The Mexican-American War ended with the Treaty of Guadalupe Hidalgo, 1848, which gave the U.S. undisputed control of Texas, and ceded to the United States the land of the present-day states of California, Nevada, Utah, and parts of Colorado, Arizona, New Mexico, and Wyoming. In return, Mexico received $15,000,000. The acquisition was controversial among U.S. politicians that had opposed the war from the start.
President Ulysses S. Grant, who as a young army officer had served in Mexico under General Taylor, wrote in his Memoirs, published in 1885,
"I was bitterly opposed ... to this day regard the war, which resulted, as one of the most unjust ever waged by a stronger against a weaker nation."_ And on another occasion said, "I do not think there was ever a more wicked war than that waged by the United States on Mexico. I had a horror of the Mexican War, and I have always believed that it was on our part most unjust. The wickedness was not in the way our soldiers conducted it, but in the conduct of our government in declaring was. We had no claim on Mexico. Texas had no claim beyond the Nueces River, and yet we pushed on to the Rio Grande and crossed it. I am always ashamed of my country when I think of that invasion"

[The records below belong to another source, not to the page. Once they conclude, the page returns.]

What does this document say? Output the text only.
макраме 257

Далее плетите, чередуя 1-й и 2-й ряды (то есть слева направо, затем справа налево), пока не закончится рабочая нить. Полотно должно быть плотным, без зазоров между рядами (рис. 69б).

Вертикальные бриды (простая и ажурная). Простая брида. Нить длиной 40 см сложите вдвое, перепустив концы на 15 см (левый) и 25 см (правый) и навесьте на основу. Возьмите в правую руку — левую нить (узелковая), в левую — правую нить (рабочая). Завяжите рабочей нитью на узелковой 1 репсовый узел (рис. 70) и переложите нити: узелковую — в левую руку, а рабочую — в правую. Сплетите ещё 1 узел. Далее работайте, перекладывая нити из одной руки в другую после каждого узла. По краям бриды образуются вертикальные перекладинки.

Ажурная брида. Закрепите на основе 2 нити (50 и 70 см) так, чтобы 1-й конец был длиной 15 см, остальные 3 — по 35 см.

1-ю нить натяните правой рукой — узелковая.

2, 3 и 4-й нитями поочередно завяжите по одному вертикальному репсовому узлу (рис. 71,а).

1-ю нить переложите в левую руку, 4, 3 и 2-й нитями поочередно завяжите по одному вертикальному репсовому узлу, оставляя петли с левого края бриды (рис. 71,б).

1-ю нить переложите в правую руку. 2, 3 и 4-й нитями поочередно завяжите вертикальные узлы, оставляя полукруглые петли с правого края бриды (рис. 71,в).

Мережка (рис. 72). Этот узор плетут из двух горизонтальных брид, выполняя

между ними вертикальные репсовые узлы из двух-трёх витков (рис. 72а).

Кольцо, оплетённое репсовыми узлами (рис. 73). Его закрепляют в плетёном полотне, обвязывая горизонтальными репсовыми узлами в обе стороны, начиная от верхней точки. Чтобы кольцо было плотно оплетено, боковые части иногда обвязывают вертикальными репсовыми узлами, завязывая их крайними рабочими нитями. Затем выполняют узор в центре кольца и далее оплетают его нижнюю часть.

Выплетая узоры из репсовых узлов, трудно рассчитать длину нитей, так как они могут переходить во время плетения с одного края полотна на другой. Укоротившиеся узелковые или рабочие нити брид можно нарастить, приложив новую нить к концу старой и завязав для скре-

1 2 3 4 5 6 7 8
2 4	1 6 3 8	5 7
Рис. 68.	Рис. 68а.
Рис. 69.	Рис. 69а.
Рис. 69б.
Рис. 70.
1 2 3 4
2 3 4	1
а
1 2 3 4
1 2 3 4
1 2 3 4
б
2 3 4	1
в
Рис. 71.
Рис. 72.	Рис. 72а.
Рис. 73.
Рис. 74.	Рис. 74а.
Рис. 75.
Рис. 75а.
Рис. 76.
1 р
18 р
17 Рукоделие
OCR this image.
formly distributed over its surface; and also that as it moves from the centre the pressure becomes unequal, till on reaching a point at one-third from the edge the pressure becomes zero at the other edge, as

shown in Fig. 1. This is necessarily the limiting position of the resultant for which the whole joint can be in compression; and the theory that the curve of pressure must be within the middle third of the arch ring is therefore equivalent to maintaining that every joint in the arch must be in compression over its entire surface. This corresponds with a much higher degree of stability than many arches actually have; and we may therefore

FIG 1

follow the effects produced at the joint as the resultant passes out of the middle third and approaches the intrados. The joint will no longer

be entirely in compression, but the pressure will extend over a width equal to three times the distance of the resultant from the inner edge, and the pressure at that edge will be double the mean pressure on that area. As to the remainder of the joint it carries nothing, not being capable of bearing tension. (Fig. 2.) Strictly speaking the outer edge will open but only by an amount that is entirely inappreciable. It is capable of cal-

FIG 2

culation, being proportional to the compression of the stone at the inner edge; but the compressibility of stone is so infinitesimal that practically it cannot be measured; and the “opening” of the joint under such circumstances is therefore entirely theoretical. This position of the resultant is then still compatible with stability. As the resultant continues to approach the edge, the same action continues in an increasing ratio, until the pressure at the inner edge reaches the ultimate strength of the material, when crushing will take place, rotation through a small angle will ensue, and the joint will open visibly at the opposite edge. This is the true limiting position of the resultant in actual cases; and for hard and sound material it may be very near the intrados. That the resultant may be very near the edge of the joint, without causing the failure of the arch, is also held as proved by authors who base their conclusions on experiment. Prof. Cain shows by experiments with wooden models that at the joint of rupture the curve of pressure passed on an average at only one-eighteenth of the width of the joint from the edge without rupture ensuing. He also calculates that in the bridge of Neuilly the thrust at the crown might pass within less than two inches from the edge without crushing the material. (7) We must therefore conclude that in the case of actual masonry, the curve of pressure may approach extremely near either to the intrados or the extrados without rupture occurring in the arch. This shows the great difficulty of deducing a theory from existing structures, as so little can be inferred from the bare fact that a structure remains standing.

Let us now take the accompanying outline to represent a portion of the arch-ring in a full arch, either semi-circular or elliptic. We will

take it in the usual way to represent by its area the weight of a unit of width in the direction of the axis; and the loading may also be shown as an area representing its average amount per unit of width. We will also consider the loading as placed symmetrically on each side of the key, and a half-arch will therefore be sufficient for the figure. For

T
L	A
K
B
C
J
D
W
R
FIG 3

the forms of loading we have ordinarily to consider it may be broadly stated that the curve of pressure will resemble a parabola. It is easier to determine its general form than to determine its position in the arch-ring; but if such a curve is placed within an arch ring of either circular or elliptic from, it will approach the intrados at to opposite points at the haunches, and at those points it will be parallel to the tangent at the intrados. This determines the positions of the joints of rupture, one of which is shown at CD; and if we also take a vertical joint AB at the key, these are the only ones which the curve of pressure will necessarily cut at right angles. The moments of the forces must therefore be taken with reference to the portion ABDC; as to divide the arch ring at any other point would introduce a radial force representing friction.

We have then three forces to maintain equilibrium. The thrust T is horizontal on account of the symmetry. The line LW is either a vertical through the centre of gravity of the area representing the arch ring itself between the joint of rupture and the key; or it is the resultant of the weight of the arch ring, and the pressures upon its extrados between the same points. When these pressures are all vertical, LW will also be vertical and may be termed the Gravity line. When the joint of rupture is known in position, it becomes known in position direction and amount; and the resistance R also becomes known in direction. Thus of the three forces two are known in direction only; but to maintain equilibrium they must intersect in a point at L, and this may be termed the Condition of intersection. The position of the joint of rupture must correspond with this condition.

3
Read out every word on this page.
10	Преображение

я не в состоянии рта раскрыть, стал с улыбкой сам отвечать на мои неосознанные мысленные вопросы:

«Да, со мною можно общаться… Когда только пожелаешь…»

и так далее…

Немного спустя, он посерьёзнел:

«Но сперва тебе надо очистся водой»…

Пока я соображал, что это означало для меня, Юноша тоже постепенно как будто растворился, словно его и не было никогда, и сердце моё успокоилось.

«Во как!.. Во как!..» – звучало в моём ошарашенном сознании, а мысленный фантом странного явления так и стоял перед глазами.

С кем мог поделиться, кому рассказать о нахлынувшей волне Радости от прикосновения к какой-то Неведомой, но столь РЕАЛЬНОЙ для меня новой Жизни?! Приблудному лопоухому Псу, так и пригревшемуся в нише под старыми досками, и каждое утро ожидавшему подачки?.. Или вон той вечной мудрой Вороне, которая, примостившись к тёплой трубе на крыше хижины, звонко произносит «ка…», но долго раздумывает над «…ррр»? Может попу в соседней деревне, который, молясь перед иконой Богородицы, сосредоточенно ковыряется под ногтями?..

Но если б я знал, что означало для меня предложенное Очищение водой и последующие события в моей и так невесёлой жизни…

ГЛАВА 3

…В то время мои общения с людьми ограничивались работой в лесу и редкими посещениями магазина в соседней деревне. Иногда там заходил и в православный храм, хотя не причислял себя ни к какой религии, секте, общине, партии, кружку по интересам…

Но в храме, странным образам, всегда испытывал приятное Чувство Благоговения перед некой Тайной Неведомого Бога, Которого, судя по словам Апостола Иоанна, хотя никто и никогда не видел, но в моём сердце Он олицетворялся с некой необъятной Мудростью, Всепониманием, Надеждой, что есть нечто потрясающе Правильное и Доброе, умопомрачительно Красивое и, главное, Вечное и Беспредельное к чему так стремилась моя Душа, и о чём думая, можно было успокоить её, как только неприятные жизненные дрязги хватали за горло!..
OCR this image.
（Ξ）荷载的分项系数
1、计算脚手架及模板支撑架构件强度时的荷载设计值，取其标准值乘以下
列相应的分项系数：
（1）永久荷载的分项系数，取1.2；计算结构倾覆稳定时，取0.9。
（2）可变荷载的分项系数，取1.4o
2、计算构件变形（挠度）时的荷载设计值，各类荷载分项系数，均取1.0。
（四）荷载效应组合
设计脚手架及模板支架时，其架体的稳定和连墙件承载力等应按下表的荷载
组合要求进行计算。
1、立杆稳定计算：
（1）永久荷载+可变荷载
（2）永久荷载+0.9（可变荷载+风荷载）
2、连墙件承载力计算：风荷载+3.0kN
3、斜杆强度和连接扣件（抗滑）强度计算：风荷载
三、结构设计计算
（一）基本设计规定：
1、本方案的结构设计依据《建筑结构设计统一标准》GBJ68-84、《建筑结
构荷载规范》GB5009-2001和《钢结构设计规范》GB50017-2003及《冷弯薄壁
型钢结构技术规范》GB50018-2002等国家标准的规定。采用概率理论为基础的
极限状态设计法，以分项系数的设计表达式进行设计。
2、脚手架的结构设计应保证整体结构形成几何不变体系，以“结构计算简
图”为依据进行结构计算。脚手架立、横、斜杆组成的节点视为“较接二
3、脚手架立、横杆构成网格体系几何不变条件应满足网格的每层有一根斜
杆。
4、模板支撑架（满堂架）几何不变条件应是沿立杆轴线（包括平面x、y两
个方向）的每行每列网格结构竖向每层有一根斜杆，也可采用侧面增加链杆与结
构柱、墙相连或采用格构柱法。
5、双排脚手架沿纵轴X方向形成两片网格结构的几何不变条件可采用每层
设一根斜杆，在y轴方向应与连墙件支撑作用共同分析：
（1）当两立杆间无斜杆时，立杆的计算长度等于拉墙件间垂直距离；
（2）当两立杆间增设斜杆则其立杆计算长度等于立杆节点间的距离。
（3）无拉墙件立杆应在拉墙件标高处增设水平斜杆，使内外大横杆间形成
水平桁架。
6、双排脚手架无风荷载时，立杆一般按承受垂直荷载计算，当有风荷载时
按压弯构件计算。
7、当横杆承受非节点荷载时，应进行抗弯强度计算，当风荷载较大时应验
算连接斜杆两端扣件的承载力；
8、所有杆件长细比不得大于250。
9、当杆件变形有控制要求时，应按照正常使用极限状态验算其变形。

California, Texas and the rest of these lands have been developed into present day economic powerhouses at the expense of a stolen Mexican heritage and patrimony, and a good deal of cooperative labor by irredentist Mexicans working as expatriates alongside their conquerors.
It is in the nature of friendly relations between the imperial giant and the its more humble neighbor to the south that no petition is ever put forward for economic rectification for the dastardly and murderous forced annexation of nearly half of Mexico some one hundred and sixty years ago.
But since African-Americans and their just minded allies have a long standing movement for compensation for the unpaid work and suffering of their ancestors as slaves in enterprises built up to successes by the labor of men and women enslaved against their will. And since this call for restitution is gaining strength and adherents every year and some serious legal action is taking place with many descendents of slavers and slave owners coming to admit it is justified, long overdue and must eventually be forthcoming.
Should African-Americans be successful then one can well imagine the possibility of Mexicans also coming to request economic considerations and/or compensation in one form or another for the immoral action that took from Mexicans their most valuable resource, land. Such an ethical review of the history of the United States could be healthy and propitious.
African-Americans and Mexicans make up a large part of America's economically dis-privileged underclass society. If the homicidal injustice of present wars of occupation were ended the trillions saved could be used in intelligent restitution arrangements for the institution of American slaves and even perhaps for the stealing of half of Mexico.
Oh, there would arise a hue and cry about how and who should benefit and how much. A agency would have to be created to effect opportunities for education, health benefits, housing and arts and culture to be made available to qualifying members of that underclass sector of American society which is a sore on the body politic of the nation.
America has always had money to throw away destroying other nations like Korea, Vietnam, Laos, Cambodia, Afghanistan, Iraq and Somalia. Some day it might spend such monies to improve America.
This article is not suggesting anything concrete in the way of dealing with America's past perfidy. The essay is rather directed at those Americans who are self-righteous and outraged at comparatively much smaller misdemeanors and illegalities of Mexicans and other would be immigrants from nations to the South whose home economies are dominated profitably by U.S. conglomerate corporations.
They climb fences and swim across rivers, risking their lives to be able to provide for their families in a world divided into those that have-so-much and those that have-so-little as a result of less than fair intra-national predatory trade.
Of course the present situation is highly complex with suffering on both sides. Depressing the wages of local citizens with the use of cheaper foreign labor is always a method of increasing profits for employers. The majority of the immigrants would not come if there were no work offers waiting for them.
Much of the criminal element would then also not come, for most are parasites preying on immigrant communities. Criminalizing such a large part of the work force breeds crime in itself, and opens opportunities for all kinds of unscrupulous taking advantage of the insecurity of families of illegals. Drugs would not come in if there were not a plethora of well-healed buyers. As President Evo Morales of Bolivia has said, "The drug abuse must be eliminated in the noses of the gringos."
Mix the problems and desires of all concerned, job hungry immigrants, Americans trying to protect their jobs, employers vying with each other, pressure on social services and crime control, frustration fueling racism, dangerous drugs, the children's education and health and no solution that completely satisfies everyone seems possible.
But if through compassion, love of fairness and a clean conscience with everyone giving a little in human recognition that all are each other's brothers and sisters, hermanos and hermanas, then acceptable and comfortable compromises could be made and future improvements expected.
Those coming in from Mexico deserve American understanding. It would be a big step forward to respect a sense of history that has joined the culture and people of Mexico with that of America.
The single market and open borders of the twenty-seven nations of the European Union guaranteeing the freedom of movement of people, goods, services and capital through a standardized system of laws which apply in all member states gives a living and working example of what could be the future of the North America community of nations.